Both North and South Poles See Unusually High Heat

Icebergs in Greenland
Icebergs in Greenland. Ashley Cooper / The Image Bank / Getty Images

Both the North and South polar regions saw anomalous heat on Friday.

Temperatures in parts of Antarctica were more than 70 degrees Fahrenheit warmer than average, while temperatures in parts of the Arctic were more than 50 degrees Fahrenheit warmer than average. This is notable because the Arctic is entering its spring, while Antarctica is approaching its autumn. 

“They are opposite seasons. You don’t see the north and the south (poles) both melting at the same time,” National Snow and Ice Data Center scientist Walt Meier told AP News. “It’s definitely an unusual occurrence.”

The heat wave in Antarctica was first reported by The Washington Post on Friday.
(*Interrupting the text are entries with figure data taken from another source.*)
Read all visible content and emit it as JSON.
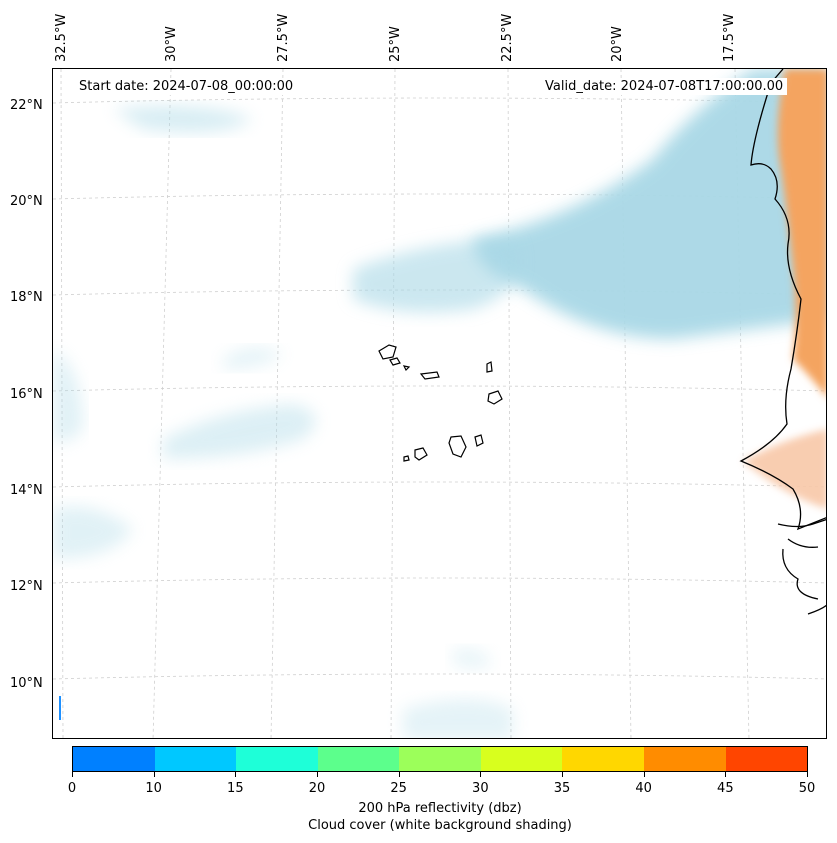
{
  "map": {
    "start_date": "Start date: 2024-07-08_00:00:00",
    "valid_date": "Valid_date: 2024-07-08T17:00:00.00",
    "lon_labels": [
      "32.5°W",
      "30°W",
      "27.5°W",
      "25°W",
      "22.5°W",
      "20°W",
      "17.5°W"
    ],
    "lat_labels": [
      "22°N",
      "20°N",
      "18°N",
      "16°N",
      "14°N",
      "12°N",
      "10°N"
    ],
    "colors": {
      "cloud": "#a9d8e6",
      "land_high": "#f4a460",
      "land_low": "#f8c8a8",
      "radar_blip": "#1e90ff"
    }
  },
  "colorbar": {
    "ticks": [
      "0",
      "10",
      "15",
      "20",
      "25",
      "30",
      "35",
      "40",
      "45",
      "50"
    ],
    "colors": [
      "#0080ff",
      "#00c8ff",
      "#1effd8",
      "#5cff8c",
      "#9cff5a",
      "#d8ff1e",
      "#ffd700",
      "#ff8c00",
      "#ff4500"
    ],
    "label_line1": "200 hPa reflectivity (dbz)",
    "label_line2": "Cloud cover (white background shading)"
  }
}
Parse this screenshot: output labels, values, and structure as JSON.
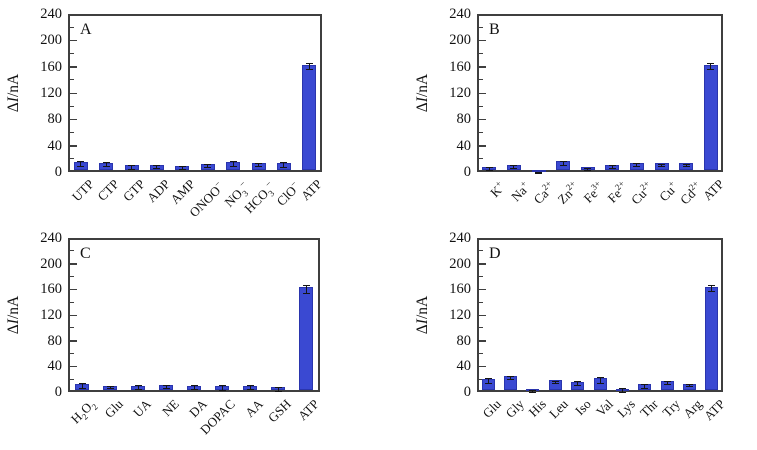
{
  "figure": {
    "ylabel": "ΔI/nA",
    "background_color": "#ffffff",
    "bar_color": "#3a49d2",
    "bar_border_color": "#2a35ad",
    "error_bar_color": "#151515",
    "axis_color": "#3f3f3f"
  },
  "chart_data": [
    {
      "type": "bar",
      "panel_label": "A",
      "ylabel": "ΔI/nA",
      "ylim": [
        0,
        240
      ],
      "ytick_step": 40,
      "minor_tick_step": 20,
      "grid": false,
      "legend": "none",
      "categories": [
        "UTP",
        "CTP",
        "GTP",
        "ADP",
        "AMP",
        "ONOO^-",
        "NO_3^-",
        "HCO_3^-",
        "ClO^-",
        "ATP"
      ],
      "values": [
        12,
        11,
        7,
        8,
        6,
        9,
        12,
        11,
        11,
        160
      ],
      "errors": [
        4,
        3,
        3,
        2,
        2,
        2,
        4,
        2,
        4,
        5
      ]
    },
    {
      "type": "bar",
      "panel_label": "B",
      "ylabel": "ΔI/nA",
      "ylim": [
        0,
        240
      ],
      "ytick_step": 40,
      "minor_tick_step": 20,
      "grid": false,
      "legend": "none",
      "categories": [
        "K^+",
        "Na^+",
        "Ca^2+",
        "Zn^2+",
        "Fe^3+",
        "Fe^2+",
        "Cu^2+",
        "Cu^+",
        "Cd^2+",
        "ATP"
      ],
      "values": [
        5,
        8,
        -2,
        13,
        4,
        8,
        11,
        10,
        10,
        160
      ],
      "errors": [
        2,
        2,
        1,
        3,
        2,
        2,
        2,
        2,
        2,
        5
      ]
    },
    {
      "type": "bar",
      "panel_label": "C",
      "ylabel": "ΔI/nA",
      "ylim": [
        0,
        240
      ],
      "ytick_step": 40,
      "minor_tick_step": 20,
      "grid": false,
      "legend": "none",
      "categories": [
        "H_2O_2",
        "Glu",
        "UA",
        "NE",
        "DA",
        "DOPAC",
        "AA",
        "GSH",
        "ATP"
      ],
      "values": [
        10,
        7,
        7,
        8,
        7,
        6,
        7,
        4,
        160
      ],
      "errors": [
        4,
        2,
        3,
        2,
        3,
        4,
        3,
        3,
        6
      ]
    },
    {
      "type": "bar",
      "panel_label": "D",
      "ylabel": "ΔI/nA",
      "ylim": [
        0,
        240
      ],
      "ytick_step": 40,
      "minor_tick_step": 20,
      "grid": false,
      "legend": "none",
      "categories": [
        "Glu",
        "Gly",
        "His",
        "Leu",
        "Iso",
        "Val",
        "Lys",
        "Thr",
        "Try",
        "Arg",
        "ATP"
      ],
      "values": [
        17,
        22,
        1,
        15,
        13,
        18,
        2,
        9,
        14,
        10,
        161
      ],
      "errors": [
        4,
        2,
        1,
        2,
        3,
        4,
        4,
        3,
        2,
        2,
        5
      ]
    }
  ]
}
Temperatures in parts of Eastern Antarctica have been around 70 degrees Fahrenheit above average for three days. This means that instead of a chilly minus-50 or minus-60 degrees Fahrenheit, they have been a relatively balmy zero or 10 degrees Fahrenheit.

This has led to broken records. At Vostok, in the middle of the eastern ice sheet, temperatures reached zero degrees, a record high for the month of March. High temperatures during the month are usually around negative 63 degrees Fahrenheit. At Concordia research station, temperatures reached an all-time high of 10 degrees Fahrenheit. The average high for March there is negative 56 degrees Fahrenheit. The Antarctic continent on Friday was about 8.6 degrees Fahrenheit above its baseline temperature from 1979 to 2000, AP News reported. 

“It is impossible, we would have said until two days ago,” researcher Stefano Di Battista tweeted. “From today (March 18) the Antarctic climatology has been rewritten.”

In the Arctic, meanwhile, unusually warm temperatures were recorded in Greenland and Franz Josef Land, while records were breached in Norway, The Guardian reported. Overall, the region was six degrees Fahrenheit warmer than the 1979 to 2000 average on Friday, AP News reported.

Experts say that the Antarctic heat wave is not necessarily due to the climate crisis, but instead a simple anomaly. However, if incidents like this repeat, that calculation may change. 

“Not a good sign when you see that sort of thing happen,” University of Wisconsin meteorologist Matthew Lazzara told AP News. 

There are several local weather phenomena immediately responsible for the Antarctic warming, The Guardian reported, including strong winds from Australia and an atmospheric river. 

“These are rivers of moisture in the air that bring warm and moist air to certain locations, and there was a really significant one occurring in that region over Antarctica,” Monash University climate scientist professor Julie Arblaster told The Guardian.

However, Université Grenoble Alpes in France polar meteorologist Jonathan Wille told The Washington Post that climate change may have “load[ed] the dice” to make this atmospheric river event more likely. He is currently studying whether the climate crisis might make atmospheric rivers more frequent or intense. 

“We do believe they will become more intense because it just simple physics… but the details, we’re still trying to figure that out. It would be very difficult to say that there’s not a climate change fingerprint on an event like this,” he told The Washington Post. 

The Arctic is already warming two to three times faster than the global average because of the climate crisis, AP News noted. There is also currently warm Atlantic air coming off of Greenland.